I also implement Ruby’s send and __send__ methods, which are used by a lot of tests that John Lam wants to enable. The implementations are very simple & slow: they just create a new site with the correct InvokeMemberAction and Invoke it. Not optimal, but it should be okay until we integrate send directly into the method binder (Tomas is already planning on refactoring the method binder).

297839: (tomat) Ruby Singletons and Method Lookup

Adds support for singleton classes and fixes method lookup. A singleton class is a class that adds additional members to object instances. In the following example, “class << x” defines a singleton class for instance x.

x = Object.new
class << x
  def foo

Object.new.foo # error

Singleton class is a first class object, you can store it to a variable and even create another singleton class for it. The class itself is also defining some methods. Those are implemented as extension methods in SingletonOps.

There are many peculiarities involved.
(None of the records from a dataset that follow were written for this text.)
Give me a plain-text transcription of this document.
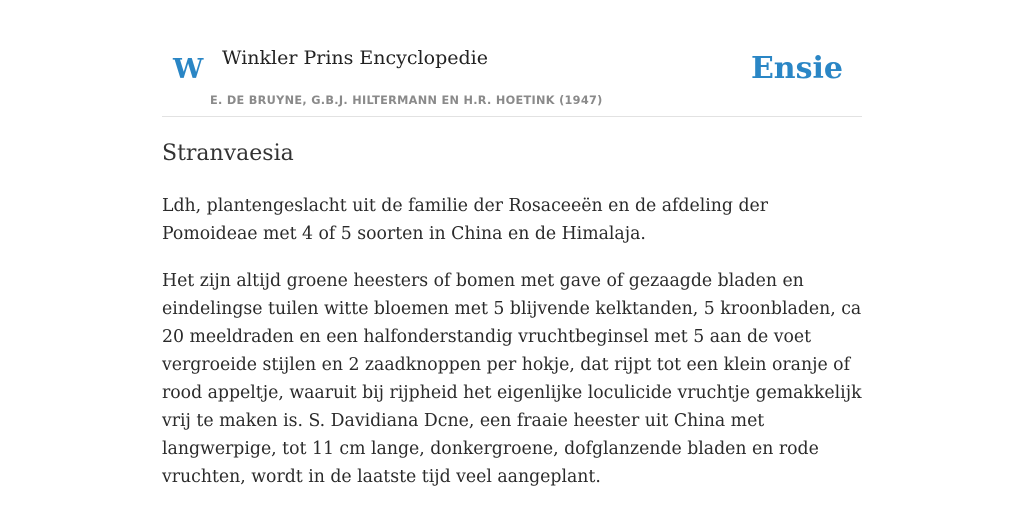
W Winkler Prins Encyclopedie
E. DE BRUYNE, G.B.J. HILTERMANN EN H.R. HOETINK (1947)
Ensie
Stranvaesia

Ldh, plantengeslacht uit de familie der Rosaceeën en de afdeling der Pomoideae met 4 of 5 soorten in China en de Himalaja.

Het zijn altijd groene heesters of bomen met gave of gezaagde bladen en eindelingse tuilen witte bloemen met 5 blijvende kelktanden, 5 kroonbladen, ca 20 meeldraden en een halfonderstandig vruchtbeginsel met 5 aan de voet vergroeide stijlen en 2 zaadknoppen per hokje, dat rijpt tot een klein oranje of rood appeltje, waaruit bij rijpheid het eigenlijke loculicide vruchtje gemakkelijk vrij te maken is. S. Davidiana Dcne, een fraaie heester uit China met langwerpige, tot 11 cm lange, donkergroene, dofglanzende bladen en rode vruchten, wordt in de laatste tijd veel aangeplant.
I’ve also found at least 2 bugs in MRI during my investigation.
I’ll write a spec and present the internals of singletons and method lookup (as I understand them) on Friday’s IronRuby meeting.

The shelveset also implementation rescue expression, rescue statement and symbol constructors, which are handy for testing.

297943: (dinov) Remove references to built-in functions

This change removes the remaining references to BuiltinFunction’s (and friends).  Instead these objects now implement IDynamicObject and use the CallBinderHelper to produce a call rule.

Supporting changes:
1.      Needed to split RuntimeHelpers into 2 parts (RuntimeHelpers and BinderOps).  This is due to a FxCop error where RuntimeHelpers is getting too complex and including things from too many classes.  BinderOps are just the methods that are called from generated code to do binding (calls, create instance, get member, etc…)
2.      Moved StrongBox helper functions to CompilerHelpers as these need to be accessed outside the binder.
3.      Added support for passing isBinaryOperator/isReversedOperator on CallBinderHelper as well as ability to set Instance.  The hope here is that these flags go away from the MethodBinder (they’re awfully Python specific) and that we have a more consumable way to do call binding in the future but this is a reasonable intermediate step.  The CallBinderHelper also no longer stores the instance type instead getting it from the _instance expression.

297991: (dinov)

This moves the Microsoft.Scripting.Types namespace to IronPython.  No namespaces are renamed during this remove (that touches over 100 files, so it’s next).  Appropriate resource strings also get moved to IronPython, and much of the DynamicType machinery is marked as internal.

This reduces a release build of MS.Scripting to 868,352 bytes from 958,464 saving 90,112 bytes or 9.4%.
This reduces a debug build of MS.Scripting to 995,328 bytes from 1,118,208 saving 122,880 bytes or 10.9%.

298014: (jomes) Case Expressions in Ruby

This change implements case expressions in  Ruby. Case expressions look like this:

case x
  when a0, … aN, *splat0: <body0>
  when b0, … bN, *splat1: <body1>
  else: <bodyN>

It translates roughly into:

if (a0 === x || … || aN === x || <testarray>) {
} else if ( … ) {
} else {

Where <testarray> is:

result = false;
foreach (object obj in splat0) {
                if (obj === x) { result = true; break; }

And of course, === is Ruby’s case equality method 

It’s pretty straightforward—the only tricky part is cracking open the splatted array, if present.